Product engineer Malcolm McKechnie and industrial designer Hugo Davison set up Knog in 2002. They wanted to make a difference by adding value to a brand through good design where there were no existing major benchmarks, so chose the bicycle accessories market.
Setting Knog apart is the founders’ commitment to good design and quality, passion for innovation, sense of fun and refusal to conform. They want to be a fresh alternative making product development a key driver.
Knog’s products are designed in its Melbourne studio by a dedicated group of product designers, electronic engineers, web developers and graphic designers.
The value of IP
Knog knows the value of protecting its intellectual property (IP) in Australia and overseas, and seeks to protect the creative effort in its products.
“Apart from beautiful design, inspiring products and cool marketing, IP immediately follows as our sustainable advantage with remaining a competitive brand,” Mr McKechnie says.

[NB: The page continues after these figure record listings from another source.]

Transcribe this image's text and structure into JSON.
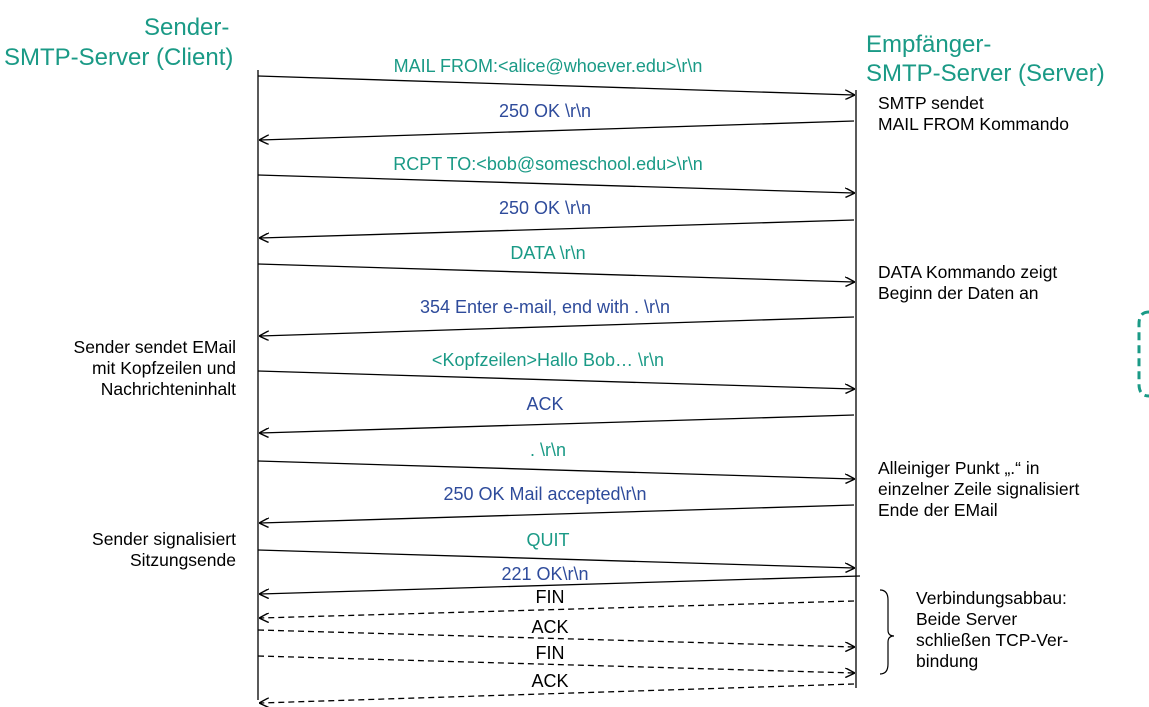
{
  "colors": {
    "client_color": "#1a9a86",
    "server_color": "#2e4b9b",
    "line_color": "#000000"
  },
  "participants": {
    "sender_line1": "Sender-",
    "sender_line2": "SMTP-Server (Client)",
    "receiver_line1": "Empfänger-",
    "receiver_line2": "SMTP-Server (Server)"
  },
  "messages": [
    {
      "label": "MAIL FROM:<alice@whoever.edu>\\r\\n",
      "direction": "to-server",
      "style": "solid"
    },
    {
      "label": "250 OK \\r\\n",
      "direction": "to-client",
      "style": "solid"
    },
    {
      "label": "RCPT TO:<bob@someschool.edu>\\r\\n",
      "direction": "to-server",
      "style": "solid"
    },
    {
      "label": "250 OK \\r\\n",
      "direction": "to-client",
      "style": "solid"
    },
    {
      "label": "DATA \\r\\n",
      "direction": "to-server",
      "style": "solid"
    },
    {
      "label": "354 Enter e-mail, end with . \\r\\n",
      "direction": "to-client",
      "style": "solid"
    },
    {
      "label": "<Kopfzeilen>Hallo Bob… \\r\\n",
      "direction": "to-server",
      "style": "solid"
    },
    {
      "label": "ACK",
      "direction": "to-client",
      "style": "solid"
    },
    {
      "label": ". \\r\\n",
      "direction": "to-server",
      "style": "solid"
    },
    {
      "label": "250 OK Mail accepted\\r\\n",
      "direction": "to-client",
      "style": "solid"
    },
    {
      "label": "QUIT",
      "direction": "to-server",
      "style": "solid"
    },
    {
      "label": "221 OK\\r\\n",
      "direction": "to-client",
      "style": "solid"
    },
    {
      "label": "FIN",
      "direction": "to-client",
      "style": "dashed"
    },
    {
      "label": "ACK",
      "direction": "to-server",
      "style": "dashed"
    },
    {
      "label": "FIN",
      "direction": "to-server",
      "style": "dashed"
    },
    {
      "label": "ACK",
      "direction": "to-client",
      "style": "dashed"
    }
  ],
  "annotations": {
    "server_mail_from": [
      "SMTP sendet",
      "MAIL FROM Kommando"
    ],
    "server_data": [
      "DATA Kommando zeigt",
      "Beginn der Daten an"
    ],
    "client_sends": [
      "Sender sendet EMail",
      "mit Kopfzeilen und",
      "Nachrichteninhalt"
    ],
    "server_dot": [
      "Alleiniger Punkt „.“ in",
      "einzelner Zeile signalisiert",
      "Ende der EMail"
    ],
    "client_quit": [
      "Sender signalisiert",
      "Sitzungsende"
    ],
    "teardown": [
      "Verbindungsabbau:",
      "Beide Server",
      "schließen TCP-Ver-",
      "bindung"
    ]
  }
}
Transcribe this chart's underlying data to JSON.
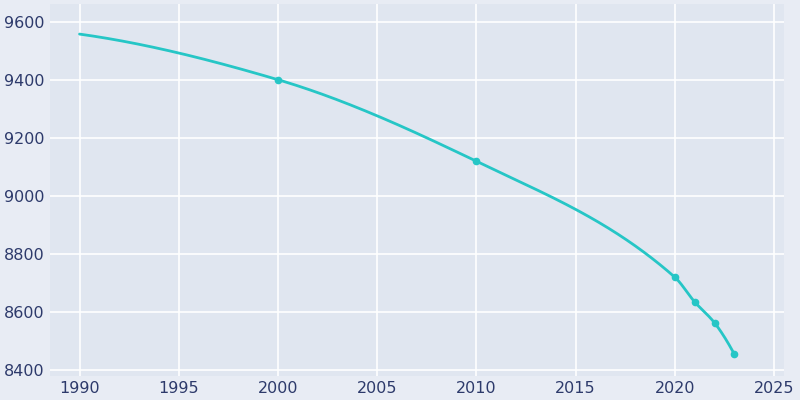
{
  "data_points": [
    [
      1990,
      9557
    ],
    [
      2000,
      9400
    ],
    [
      2010,
      9119
    ],
    [
      2020,
      8720
    ],
    [
      2021,
      8635
    ],
    [
      2022,
      8563
    ],
    [
      2023,
      8455
    ]
  ],
  "line_color": "#26C6C6",
  "marker_color": "#26C6C6",
  "bg_color": "#E8ECF4",
  "plot_bg_color": "#E0E6F0",
  "grid_color": "#FFFFFF",
  "xlim": [
    1988.5,
    2025.5
  ],
  "ylim": [
    8380,
    9660
  ],
  "yticks": [
    8400,
    8600,
    8800,
    9000,
    9200,
    9400,
    9600
  ],
  "xticks": [
    1990,
    1995,
    2000,
    2005,
    2010,
    2015,
    2020,
    2025
  ],
  "tick_color": "#2D3A6B",
  "tick_fontsize": 11.5
}
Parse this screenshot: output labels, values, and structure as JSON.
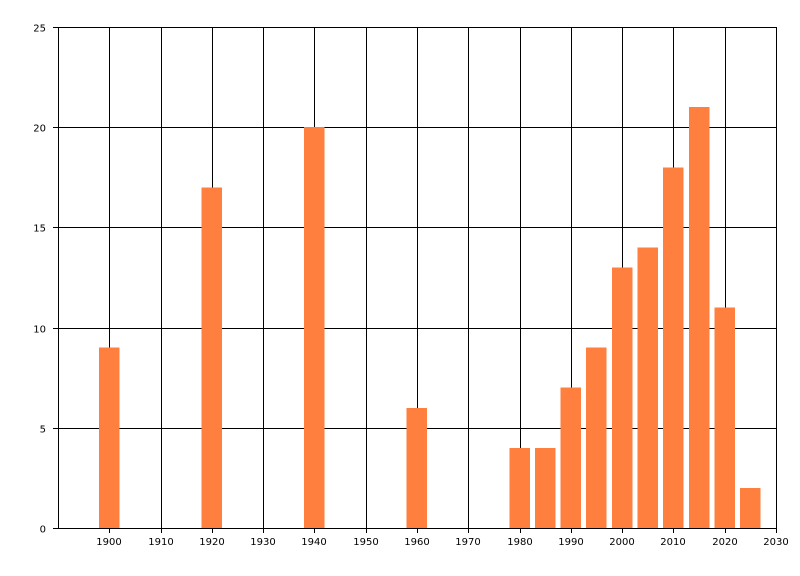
{
  "chart_data": {
    "type": "bar",
    "title": "",
    "xlabel": "",
    "ylabel": "",
    "xlim": [
      1890,
      2030
    ],
    "ylim": [
      0,
      25
    ],
    "grid": true,
    "x_ticks": [
      1900,
      1910,
      1920,
      1930,
      1940,
      1950,
      1960,
      1970,
      1980,
      1990,
      2000,
      2010,
      2020,
      2030
    ],
    "y_ticks": [
      0,
      5,
      10,
      15,
      20,
      25
    ],
    "series": [
      {
        "x": [
          1900,
          1920,
          1940,
          1960,
          1980,
          1985,
          1990,
          1995,
          2000,
          2005,
          2010,
          2015,
          2020,
          2025
        ],
        "values": [
          9,
          17,
          20,
          6,
          4,
          4,
          7,
          9,
          13,
          14,
          18,
          21,
          11,
          2
        ]
      }
    ],
    "colors": {
      "bar": "#FF7F3F",
      "grid": "#000000",
      "axis": "#000000",
      "text": "#000000"
    }
  }
}
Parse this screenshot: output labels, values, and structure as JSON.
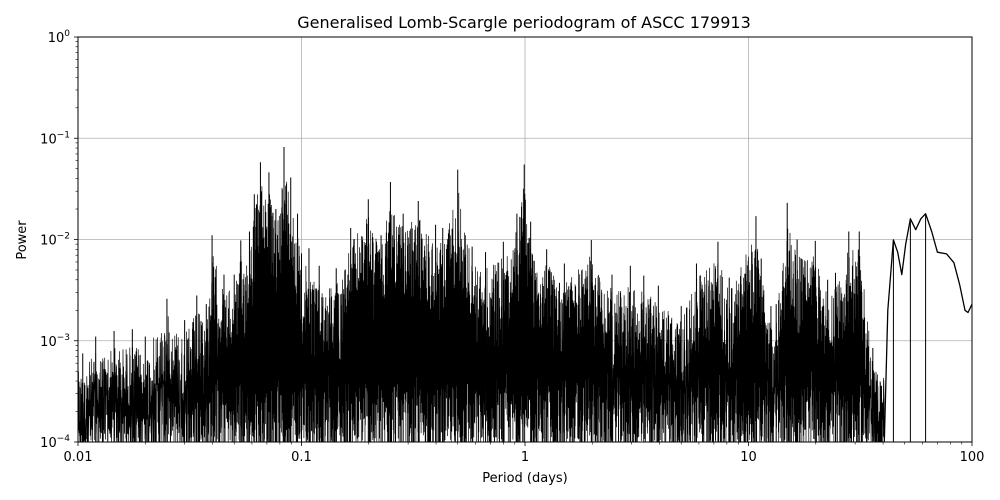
{
  "chart_data": {
    "type": "line",
    "title": "Generalised Lomb-Scargle periodogram of ASCC 179913",
    "xlabel": "Period (days)",
    "ylabel": "Power",
    "xscale": "log",
    "yscale": "log",
    "xlim": [
      0.01,
      100
    ],
    "ylim": [
      0.0001,
      1
    ],
    "grid": true,
    "xticks": [
      {
        "value": 0.01,
        "label": "0.01"
      },
      {
        "value": 0.1,
        "label": "0.1"
      },
      {
        "value": 1,
        "label": "1"
      },
      {
        "value": 10,
        "label": "10"
      },
      {
        "value": 100,
        "label": "100"
      }
    ],
    "yticks": [
      {
        "value": 0.0001,
        "base": "10",
        "exp": "−4"
      },
      {
        "value": 0.001,
        "base": "10",
        "exp": "−3"
      },
      {
        "value": 0.01,
        "base": "10",
        "exp": "−2"
      },
      {
        "value": 0.1,
        "base": "10",
        "exp": "−1"
      },
      {
        "value": 1,
        "base": "10",
        "exp": "0"
      }
    ],
    "line_color": "#000000",
    "peaks": [
      {
        "x": 0.0105,
        "y": 0.00075
      },
      {
        "x": 0.012,
        "y": 0.0011
      },
      {
        "x": 0.0145,
        "y": 0.00125
      },
      {
        "x": 0.0175,
        "y": 0.0013
      },
      {
        "x": 0.02,
        "y": 0.0011
      },
      {
        "x": 0.025,
        "y": 0.0026
      },
      {
        "x": 0.03,
        "y": 0.0016
      },
      {
        "x": 0.034,
        "y": 0.0028
      },
      {
        "x": 0.0375,
        "y": 0.0023
      },
      {
        "x": 0.0398,
        "y": 0.011
      },
      {
        "x": 0.045,
        "y": 0.0045
      },
      {
        "x": 0.05,
        "y": 0.0045
      },
      {
        "x": 0.0535,
        "y": 0.0098
      },
      {
        "x": 0.0585,
        "y": 0.012
      },
      {
        "x": 0.0615,
        "y": 0.028
      },
      {
        "x": 0.0655,
        "y": 0.058
      },
      {
        "x": 0.0715,
        "y": 0.046
      },
      {
        "x": 0.0768,
        "y": 0.02
      },
      {
        "x": 0.0835,
        "y": 0.082
      },
      {
        "x": 0.0895,
        "y": 0.041
      },
      {
        "x": 0.096,
        "y": 0.018
      },
      {
        "x": 0.1,
        "y": 0.0073
      },
      {
        "x": 0.108,
        "y": 0.0082
      },
      {
        "x": 0.12,
        "y": 0.0055
      },
      {
        "x": 0.143,
        "y": 0.0052
      },
      {
        "x": 0.166,
        "y": 0.013
      },
      {
        "x": 0.199,
        "y": 0.025
      },
      {
        "x": 0.227,
        "y": 0.011
      },
      {
        "x": 0.25,
        "y": 0.037
      },
      {
        "x": 0.285,
        "y": 0.018
      },
      {
        "x": 0.333,
        "y": 0.024
      },
      {
        "x": 0.398,
        "y": 0.014
      },
      {
        "x": 0.4285,
        "y": 0.013
      },
      {
        "x": 0.5,
        "y": 0.049
      },
      {
        "x": 0.58,
        "y": 0.0085
      },
      {
        "x": 0.666,
        "y": 0.0075
      },
      {
        "x": 0.8,
        "y": 0.0095
      },
      {
        "x": 0.92,
        "y": 0.018
      },
      {
        "x": 0.992,
        "y": 0.055
      },
      {
        "x": 1.06,
        "y": 0.015
      },
      {
        "x": 1.25,
        "y": 0.008
      },
      {
        "x": 1.5,
        "y": 0.0058
      },
      {
        "x": 1.98,
        "y": 0.0099
      },
      {
        "x": 2.45,
        "y": 0.0045
      },
      {
        "x": 2.96,
        "y": 0.0055
      },
      {
        "x": 3.4,
        "y": 0.0044
      },
      {
        "x": 3.95,
        "y": 0.0035
      },
      {
        "x": 5,
        "y": 0.0022
      },
      {
        "x": 5.85,
        "y": 0.0058
      },
      {
        "x": 7.3,
        "y": 0.0095
      },
      {
        "x": 8.2,
        "y": 0.0042
      },
      {
        "x": 10.8,
        "y": 0.017
      },
      {
        "x": 11.4,
        "y": 0.0065
      },
      {
        "x": 12.6,
        "y": 0.0022
      },
      {
        "x": 13.3,
        "y": 0.0023
      },
      {
        "x": 14.9,
        "y": 0.023
      },
      {
        "x": 16.5,
        "y": 0.01
      },
      {
        "x": 19.9,
        "y": 0.0097
      },
      {
        "x": 22.6,
        "y": 0.004
      },
      {
        "x": 24.5,
        "y": 0.0047
      },
      {
        "x": 28.1,
        "y": 0.012
      },
      {
        "x": 31.3,
        "y": 0.012
      },
      {
        "x": 36,
        "y": 0.00085
      },
      {
        "x": 39.2,
        "y": 0.00036
      },
      {
        "x": 44.5,
        "y": 0.0099
      },
      {
        "x": 53,
        "y": 0.016
      },
      {
        "x": 62,
        "y": 0.018
      }
    ],
    "tail": [
      {
        "x": 40.5,
        "y": 0.0001
      },
      {
        "x": 42,
        "y": 0.002
      },
      {
        "x": 44.5,
        "y": 0.0099
      },
      {
        "x": 46.5,
        "y": 0.0075
      },
      {
        "x": 48.5,
        "y": 0.0045
      },
      {
        "x": 50.5,
        "y": 0.009
      },
      {
        "x": 53,
        "y": 0.016
      },
      {
        "x": 56,
        "y": 0.0125
      },
      {
        "x": 59,
        "y": 0.016
      },
      {
        "x": 62,
        "y": 0.018
      },
      {
        "x": 66,
        "y": 0.012
      },
      {
        "x": 70,
        "y": 0.0075
      },
      {
        "x": 77,
        "y": 0.0072
      },
      {
        "x": 83,
        "y": 0.0059
      },
      {
        "x": 88,
        "y": 0.0036
      },
      {
        "x": 93,
        "y": 0.002
      },
      {
        "x": 96,
        "y": 0.0019
      },
      {
        "x": 100,
        "y": 0.0023
      }
    ]
  }
}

“Our patents protect the innovation and inventiveness that go into our products; our designs protect the unique appearance of our products; and our trade marks help to identify the real products from the ‘Knog offs’.
“Early on, we decided to protect our IP as best we could. With IP protection you’re anticipating the future. We have trade marks on our brand, our sub-brands and many of our product names.
“Registered IP protection is important and it demonstrates that we are serious about our brand, products, marketing and making a difference. Without IP protection we would not have gained the support and growth we have today. This approach is even more important with our venture into the outdoor space with headlamps and power systems.”
Stamping out copies
Knog knows more product fakes are emanating from China and has a strategy to identify these manufacturers to try to stamp out the cheap copies. This strategy has seen several resellers ceasing to import these imitations.
“We all know that most of the products we buy and use today emanate from China. So we see most copies being produced in China and shipped to other countries where we sell our products," Mr McKechnie says.
“While the manufacturers may proudly copy products and see themselves as being quite clever in identifying a good copy product contender, they also stop selling product as soon as a design or patent document is waved at them.”
Enforcement strategies are a big issue and Knog has acted against a Chinese factory that distributed counterfeit copies of their bike lights. Legal action can be expensive so it concentrates on key markets, having learned a lot since engaging attorneys.
Knog has found that protecting its IP is a powerful deterrent and good ammunition against copy cats. IP advice has been critical to Knog’s success.
“IP protection is a peculiar beast. You never know when you’re going to need to rely on it and it can be tough deciding which products and marks should be protected. We cannot protect everything, so we have to make a judgement on where we spend the IP budget,” Mr McKechnie says.
“Our trade marks help to identify the real products from the Knog-offs.
“Early on we attempted to submit a patent application. We didn’t know what we were doing and didn’t understand the process. It soon taught us the importance of seeking expert advice – and getting GOOD advice. For example, don’t seek advice from a patent attorney that doesn’t specialise or have experience in those areas appropriate to your application.”